Recueil de lettres envoyées par une Écossaise à son entourage combinées avec des pages de son journal intime,
Une Odeur de gingembre esquisse les contours politiques, sociétaux et culturels de trois puissances dans la première moitié du XXème siècle : l'empire britannique orchestré par le roi Edouard VII, la Chine dirigée par l'impératrice douairière Cixi, et le Japon aux mains de l'empereur Meiji.

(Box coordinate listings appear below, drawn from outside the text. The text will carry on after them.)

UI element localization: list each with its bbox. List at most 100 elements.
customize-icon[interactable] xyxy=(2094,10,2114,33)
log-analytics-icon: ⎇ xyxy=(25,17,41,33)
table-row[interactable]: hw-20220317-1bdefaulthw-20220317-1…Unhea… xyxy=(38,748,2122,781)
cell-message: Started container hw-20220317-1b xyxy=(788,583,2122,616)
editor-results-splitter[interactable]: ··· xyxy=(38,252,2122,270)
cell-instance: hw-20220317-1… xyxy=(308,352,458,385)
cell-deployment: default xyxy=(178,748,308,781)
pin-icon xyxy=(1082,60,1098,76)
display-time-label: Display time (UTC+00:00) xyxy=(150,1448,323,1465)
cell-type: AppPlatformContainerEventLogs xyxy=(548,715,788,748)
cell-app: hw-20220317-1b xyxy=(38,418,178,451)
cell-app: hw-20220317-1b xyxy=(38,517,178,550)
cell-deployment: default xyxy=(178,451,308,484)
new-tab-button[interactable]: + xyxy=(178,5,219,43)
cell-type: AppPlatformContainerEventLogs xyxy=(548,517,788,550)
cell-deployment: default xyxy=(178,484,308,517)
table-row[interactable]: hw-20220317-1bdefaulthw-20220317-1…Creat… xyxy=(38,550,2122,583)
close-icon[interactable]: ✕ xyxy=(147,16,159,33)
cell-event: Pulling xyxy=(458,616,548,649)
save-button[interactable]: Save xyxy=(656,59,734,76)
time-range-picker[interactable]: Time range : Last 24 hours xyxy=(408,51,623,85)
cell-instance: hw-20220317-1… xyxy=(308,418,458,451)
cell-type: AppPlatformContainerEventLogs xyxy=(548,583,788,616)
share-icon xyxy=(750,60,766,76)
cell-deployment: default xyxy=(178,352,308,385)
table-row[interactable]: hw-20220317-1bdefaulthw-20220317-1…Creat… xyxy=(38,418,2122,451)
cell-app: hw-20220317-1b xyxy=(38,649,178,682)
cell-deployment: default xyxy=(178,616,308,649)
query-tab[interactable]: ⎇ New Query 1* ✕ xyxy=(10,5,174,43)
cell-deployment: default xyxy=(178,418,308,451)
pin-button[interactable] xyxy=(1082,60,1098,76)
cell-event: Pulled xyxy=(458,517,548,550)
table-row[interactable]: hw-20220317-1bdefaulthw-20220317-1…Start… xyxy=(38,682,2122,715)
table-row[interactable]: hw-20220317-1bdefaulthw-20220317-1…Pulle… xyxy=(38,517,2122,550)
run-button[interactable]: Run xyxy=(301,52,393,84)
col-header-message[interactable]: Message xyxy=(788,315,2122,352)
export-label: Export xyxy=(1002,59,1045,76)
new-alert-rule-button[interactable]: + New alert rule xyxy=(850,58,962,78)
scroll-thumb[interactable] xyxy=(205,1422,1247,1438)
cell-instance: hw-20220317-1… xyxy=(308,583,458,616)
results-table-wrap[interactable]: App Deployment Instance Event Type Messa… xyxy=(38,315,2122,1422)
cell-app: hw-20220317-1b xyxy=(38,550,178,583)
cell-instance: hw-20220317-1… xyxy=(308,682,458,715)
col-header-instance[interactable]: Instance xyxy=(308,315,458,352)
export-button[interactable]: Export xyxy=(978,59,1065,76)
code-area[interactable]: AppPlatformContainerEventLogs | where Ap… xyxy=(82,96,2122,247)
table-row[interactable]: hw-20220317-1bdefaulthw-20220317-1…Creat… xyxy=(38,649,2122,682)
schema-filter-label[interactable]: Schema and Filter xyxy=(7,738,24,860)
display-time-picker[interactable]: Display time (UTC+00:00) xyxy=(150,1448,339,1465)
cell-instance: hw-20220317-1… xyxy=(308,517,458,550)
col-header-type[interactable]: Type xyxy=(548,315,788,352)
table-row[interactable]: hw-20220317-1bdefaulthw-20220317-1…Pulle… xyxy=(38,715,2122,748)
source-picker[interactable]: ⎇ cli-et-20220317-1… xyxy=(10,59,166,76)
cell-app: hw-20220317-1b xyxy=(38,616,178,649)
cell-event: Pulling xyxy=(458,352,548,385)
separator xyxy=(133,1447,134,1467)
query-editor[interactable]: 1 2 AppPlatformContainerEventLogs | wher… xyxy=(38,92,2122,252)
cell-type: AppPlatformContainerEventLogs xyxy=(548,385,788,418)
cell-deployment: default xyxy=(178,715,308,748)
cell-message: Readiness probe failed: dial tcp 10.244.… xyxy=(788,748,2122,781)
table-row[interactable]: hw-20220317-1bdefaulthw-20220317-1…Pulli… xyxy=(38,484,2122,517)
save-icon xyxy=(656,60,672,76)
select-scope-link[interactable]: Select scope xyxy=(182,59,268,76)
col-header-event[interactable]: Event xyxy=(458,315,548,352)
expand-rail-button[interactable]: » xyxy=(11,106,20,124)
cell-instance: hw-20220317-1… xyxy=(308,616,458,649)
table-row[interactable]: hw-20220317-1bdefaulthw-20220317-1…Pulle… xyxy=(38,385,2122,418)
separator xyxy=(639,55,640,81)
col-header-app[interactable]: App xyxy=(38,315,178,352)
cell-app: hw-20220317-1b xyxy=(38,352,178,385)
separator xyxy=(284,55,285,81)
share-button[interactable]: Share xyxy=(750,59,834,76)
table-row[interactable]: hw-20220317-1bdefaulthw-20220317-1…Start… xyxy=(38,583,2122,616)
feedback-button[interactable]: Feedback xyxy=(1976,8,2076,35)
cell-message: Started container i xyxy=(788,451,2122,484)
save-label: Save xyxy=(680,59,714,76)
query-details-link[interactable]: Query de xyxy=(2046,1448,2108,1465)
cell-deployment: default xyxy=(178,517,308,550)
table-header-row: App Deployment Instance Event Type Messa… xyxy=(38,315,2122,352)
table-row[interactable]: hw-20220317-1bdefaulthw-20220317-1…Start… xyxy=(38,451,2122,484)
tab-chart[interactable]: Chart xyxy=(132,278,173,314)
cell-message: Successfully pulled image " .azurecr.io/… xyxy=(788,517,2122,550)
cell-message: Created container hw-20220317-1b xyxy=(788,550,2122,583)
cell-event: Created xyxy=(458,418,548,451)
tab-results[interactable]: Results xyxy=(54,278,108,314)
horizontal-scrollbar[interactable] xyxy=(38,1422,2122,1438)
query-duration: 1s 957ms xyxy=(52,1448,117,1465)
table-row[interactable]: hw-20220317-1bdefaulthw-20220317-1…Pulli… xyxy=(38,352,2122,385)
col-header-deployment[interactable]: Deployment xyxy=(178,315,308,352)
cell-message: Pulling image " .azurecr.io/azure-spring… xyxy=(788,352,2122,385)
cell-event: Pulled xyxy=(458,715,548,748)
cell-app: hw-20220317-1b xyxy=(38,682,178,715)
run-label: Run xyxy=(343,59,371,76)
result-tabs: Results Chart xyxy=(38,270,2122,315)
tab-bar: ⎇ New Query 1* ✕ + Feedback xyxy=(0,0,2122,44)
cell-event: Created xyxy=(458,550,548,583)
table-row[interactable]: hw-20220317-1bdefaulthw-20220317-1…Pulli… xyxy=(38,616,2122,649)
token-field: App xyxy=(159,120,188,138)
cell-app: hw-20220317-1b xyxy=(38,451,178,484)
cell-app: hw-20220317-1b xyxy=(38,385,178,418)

Cette fresque historique se déroule à travers le regard de Mary Mackenzie qui, à l'aube de ses vingt ans, en 1903, embarque à bord du Mooldera, quittant Édimbourg pour partir épouser un riche militaire anglais en poste à Pékin. La jeune femme emporte dans ses bagages une vision naïve du monde, qu'elle décortique au fur et à mesure des kilomètres parcourus et des jours passés loin de son Écosse natale.
Dissimulant au fond de son coeur une graine d'émancipation et de féminisme qui ne demande qu'à éclore, Mary passe ses premières années asiatiques en Chine, et relate tant la solitude qui l'étreint dans sa "maison du mur au dragon" que sa fascination pour les fastes de la cour. Son récit d'un thé offert par l'impératrice douairière dans son palais d'été constitue d'ailleurs l'un des nombreux épisodes succulents de ses pérégrinations. Malheureuse dans son mariage, et enfermée dans le carcan protocolaire des colons européens, la jeune Écossaise - de la même trempe que la célèbre Rose interprétée par Kate Winslet dans Titanic - voit ses obligations d'obéissance et de bienséance mises à rude épreuve lorsqu'elle fait la connaissance du comte Kenturo Kurihama, militaire et aristocrate japonais. Un événement vient alors bousculer sa vie à tout jamais, et l'emmène à Tokyo, où ses sentiments seront confrontés au sens de l'honneur et du devoir japonais.
Le choix d'un format épistolaire est remarquable en ce qu'il laisse au lecteur un rôle actif. Quel plaisir de décrypter les non-dits, de lire entre les lignes, de deviner les faits qui se cachent derrière la pudeur dont se parent les mots de la narratrice ! Si sa candeur de départ prête à sourire, on est bien vite surpris par sa lucidité, sa soif d'indépendance et son besoin de rencontrer "l'autre". Aiguisant au fil des pages ses critiques envers les systèmes politiques et religieux, elle évolue tout autant que Tokyo, dont les descriptions transportent le lecteur au coeur d'une capitale fourmillant de pousse-pousse, puis traversée par le tramway, ainsi que par les premiers signes d'industrialisation et d'autarcie.
Une immersion mémorable dans l'Asie du début du XXème siècle, un voyage inoubliable dans non pas 24 heures mais 40 années de la vie d'une femme, exceptionnelle de surcroît.